Throughout the yearlong debate over reforming our nation's health care system, Democratic leaders, including the president, continually reassured Americans that their brand of health care reform would not mean the rationing of care. Unfortunately, by establishing new government boards to determine the necessity of care and eliminating choice for seniors in Medicare (while dramatically expanding Medicaid), Democrats willfully designed a health care system similar to those in countries such as England that have a history of denying care. Nevertheless, Americans were told that Obamacare would not make judgments based on whether a treatment made sense from a cost perspective.
Like so much with Obamacare, that promise is very quickly losing its luster.
Most recently, the Obama administration decided to make Dr. Donald Berwick, its nominee for administrator of the Centers for Medicare and Medicaid Services, a "recess appointee" - meaning that his appointment circumvents the normal Senate confirmation process and the president is simply able to hand Dr. Berwick the post. Making matters worse, this decision to appoint Dr. Berwick was not a last-resort effort by the administration after weeks of unresolved Senate debate. Truth be told, there has been no confirmation hearing before the committee of jurisdiction or even the opportunity for a single member of Congress - Democrat or Republican - to question Dr. Berwick publicly.
The administration has attempted to justify its actions by blaming Republicans - not a particularly original tactic. But such a claim belies the facts. Republicans never even had the opportunity to begin to consider Dr. Berwick's nomination or to stall it. Furthermore, Democrats have a majority capable of passing any nominee through the committee process if their fellow Democrats support that nominee. It appears the president was more worried that a full vetting of Dr. Berwick would cause some in his own party to vote against his nominee.

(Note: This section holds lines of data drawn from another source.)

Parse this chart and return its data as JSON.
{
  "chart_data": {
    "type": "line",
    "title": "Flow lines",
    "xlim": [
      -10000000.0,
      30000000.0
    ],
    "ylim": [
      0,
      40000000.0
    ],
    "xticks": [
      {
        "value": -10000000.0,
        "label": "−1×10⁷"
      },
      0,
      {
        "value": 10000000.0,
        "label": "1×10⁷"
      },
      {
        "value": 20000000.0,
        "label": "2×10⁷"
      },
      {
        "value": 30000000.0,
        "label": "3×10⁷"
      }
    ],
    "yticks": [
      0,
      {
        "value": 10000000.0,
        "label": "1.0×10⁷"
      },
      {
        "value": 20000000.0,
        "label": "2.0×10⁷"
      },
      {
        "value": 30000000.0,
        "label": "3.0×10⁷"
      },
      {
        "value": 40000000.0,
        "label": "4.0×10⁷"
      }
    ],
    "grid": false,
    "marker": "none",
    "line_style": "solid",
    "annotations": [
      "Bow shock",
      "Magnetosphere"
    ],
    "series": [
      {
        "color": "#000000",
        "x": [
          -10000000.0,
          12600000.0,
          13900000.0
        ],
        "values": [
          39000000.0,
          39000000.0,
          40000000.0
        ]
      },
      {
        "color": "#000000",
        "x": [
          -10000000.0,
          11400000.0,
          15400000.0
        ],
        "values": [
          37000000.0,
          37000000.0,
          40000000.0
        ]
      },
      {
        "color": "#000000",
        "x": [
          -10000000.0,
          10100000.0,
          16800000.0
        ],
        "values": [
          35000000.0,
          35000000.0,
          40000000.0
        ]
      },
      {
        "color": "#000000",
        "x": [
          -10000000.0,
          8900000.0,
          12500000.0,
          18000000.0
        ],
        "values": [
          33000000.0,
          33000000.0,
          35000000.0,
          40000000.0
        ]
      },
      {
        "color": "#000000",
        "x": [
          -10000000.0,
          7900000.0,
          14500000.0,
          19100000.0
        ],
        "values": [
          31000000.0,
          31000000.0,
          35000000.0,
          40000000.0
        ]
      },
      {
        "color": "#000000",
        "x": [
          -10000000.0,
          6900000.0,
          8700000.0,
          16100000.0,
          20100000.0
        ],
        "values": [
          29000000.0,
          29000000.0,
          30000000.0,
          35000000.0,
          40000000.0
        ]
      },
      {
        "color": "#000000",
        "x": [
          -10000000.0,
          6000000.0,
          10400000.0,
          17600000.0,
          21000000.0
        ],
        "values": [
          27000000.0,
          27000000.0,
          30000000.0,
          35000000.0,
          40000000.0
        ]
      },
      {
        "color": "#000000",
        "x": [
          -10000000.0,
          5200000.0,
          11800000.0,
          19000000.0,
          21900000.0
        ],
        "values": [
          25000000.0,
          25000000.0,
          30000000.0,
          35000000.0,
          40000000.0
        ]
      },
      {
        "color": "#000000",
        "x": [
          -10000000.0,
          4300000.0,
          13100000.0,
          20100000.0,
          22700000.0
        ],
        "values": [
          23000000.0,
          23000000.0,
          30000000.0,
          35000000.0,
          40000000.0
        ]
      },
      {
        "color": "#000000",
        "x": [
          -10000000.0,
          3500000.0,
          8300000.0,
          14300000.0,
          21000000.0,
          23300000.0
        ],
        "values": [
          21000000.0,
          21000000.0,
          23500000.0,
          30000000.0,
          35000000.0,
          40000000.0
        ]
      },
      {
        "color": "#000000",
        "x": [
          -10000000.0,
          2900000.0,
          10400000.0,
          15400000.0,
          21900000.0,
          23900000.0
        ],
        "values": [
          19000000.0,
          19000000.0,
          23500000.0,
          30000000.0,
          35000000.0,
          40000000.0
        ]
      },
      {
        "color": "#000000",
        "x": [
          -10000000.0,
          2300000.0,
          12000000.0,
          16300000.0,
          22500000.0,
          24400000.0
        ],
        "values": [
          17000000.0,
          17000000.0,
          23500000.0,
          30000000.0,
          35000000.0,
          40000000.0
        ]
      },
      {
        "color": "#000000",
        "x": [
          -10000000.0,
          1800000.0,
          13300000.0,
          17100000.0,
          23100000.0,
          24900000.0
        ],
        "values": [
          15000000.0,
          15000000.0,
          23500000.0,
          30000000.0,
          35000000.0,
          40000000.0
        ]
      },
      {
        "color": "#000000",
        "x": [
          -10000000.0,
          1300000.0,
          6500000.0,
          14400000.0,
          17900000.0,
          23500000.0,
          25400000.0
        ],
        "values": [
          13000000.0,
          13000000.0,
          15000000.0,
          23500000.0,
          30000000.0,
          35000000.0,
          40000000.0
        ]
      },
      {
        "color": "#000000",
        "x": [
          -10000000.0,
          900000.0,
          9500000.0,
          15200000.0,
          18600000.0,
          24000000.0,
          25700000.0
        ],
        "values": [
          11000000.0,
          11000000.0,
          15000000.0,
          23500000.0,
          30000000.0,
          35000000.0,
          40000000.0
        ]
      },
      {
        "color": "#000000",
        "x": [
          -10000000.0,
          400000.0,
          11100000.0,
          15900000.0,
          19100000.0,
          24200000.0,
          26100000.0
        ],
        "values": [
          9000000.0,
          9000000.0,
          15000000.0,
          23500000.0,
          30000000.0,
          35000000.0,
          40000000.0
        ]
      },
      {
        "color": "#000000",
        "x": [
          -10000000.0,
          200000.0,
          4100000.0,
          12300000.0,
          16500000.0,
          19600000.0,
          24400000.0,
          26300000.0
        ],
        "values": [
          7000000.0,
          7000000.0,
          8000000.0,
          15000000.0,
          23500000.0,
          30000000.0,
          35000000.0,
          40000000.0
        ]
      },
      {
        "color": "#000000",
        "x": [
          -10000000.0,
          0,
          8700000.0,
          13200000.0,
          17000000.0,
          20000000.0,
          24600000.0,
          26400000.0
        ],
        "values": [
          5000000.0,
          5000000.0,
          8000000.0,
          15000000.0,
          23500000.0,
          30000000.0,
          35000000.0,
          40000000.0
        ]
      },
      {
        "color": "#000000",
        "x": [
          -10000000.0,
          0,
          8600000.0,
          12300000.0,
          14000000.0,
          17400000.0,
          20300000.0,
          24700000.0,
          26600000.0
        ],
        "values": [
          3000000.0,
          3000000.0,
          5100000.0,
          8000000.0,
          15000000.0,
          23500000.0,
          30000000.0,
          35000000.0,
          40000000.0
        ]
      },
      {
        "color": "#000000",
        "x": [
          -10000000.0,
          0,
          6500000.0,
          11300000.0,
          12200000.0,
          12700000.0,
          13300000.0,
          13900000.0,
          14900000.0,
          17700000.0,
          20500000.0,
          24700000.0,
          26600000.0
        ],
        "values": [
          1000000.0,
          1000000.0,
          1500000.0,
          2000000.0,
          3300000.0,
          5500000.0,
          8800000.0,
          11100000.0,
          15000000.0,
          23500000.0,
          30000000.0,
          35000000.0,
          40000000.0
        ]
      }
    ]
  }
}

Already, we have seen at least one prominent Democrat raise concerns about Dr. Berwick's recess appointment. Sen. Max Baucus, the Democratic Chairman of the Senate Finance Committee, called this recess appointment troubling and noted, "Senate confirmation of presidential appointees is an essential process prescribed by the Constitution that serves as a check on executive power and protects ... all Americans by ensuring that crucial questions are asked of the nominee - and answered." Clearly, this was not the case with Dr. Berwick. To be certain, there are legitimate concerns about Dr. Berwick - concerns we and 55 of our House Republican colleagues outlined in a letter to President Obama on June 28. Dr. Berwick has been one of the most prominent advocates of denied care. He has praised England's health care system and its rationing board, which limits patients' access to needed care based on cost. In his book on health care reform, Dr. Berwick argued that patients' access to heart surgeons should be restricted according to where they live and medication costs should be reduced by limiting access to needed drugs.
Nevertheless, President Obama is asking Congress and the American people to accept blindly his handing Dr. Berwick control over an agency that annually disburses $803 billion in benefits - a budget greater than the economies of all but 15 nations - to many of our country's neediest patients.
The president has put himself in an unenviable predicament. He plans to add millions of new patients to the government health care rolls, which inevitably will cause costs to skyrocket unless he can find a way to limit health care expenditures. Hence the impetus to put Dr. Berwick - an avid promoter of rationed care - in a position of power. But we do not need a "rationer-in-chief" determining what benefits seniors, the disabled and low-income Americans are eligible to receive. We need someone who believes that every American deserves access to quality, affordable care.
As doctors, we know medicine is not always an exact science - as much as we would like it to be. It is driven by the relationship between doctors and their patients and how they collectively address challenges that arise in particular circumstances. Dr. Berwick's preferred method of medical decision-making ignores that reality. This recess appointment shows that the president is willing to endorse openly the rationing of health care. Just another indication of the Democrats' belief that their plans to alter radically our health care system require no approval from the American public.
All three authors are medical doctors. Rep. Phil Gingrey leads the GOP Doctors' Caucus. Rep. Tom Price heads the Republican Study Committee. Rep. Charles Boustany serves as Ways and Means oversight subcommittee ranking member.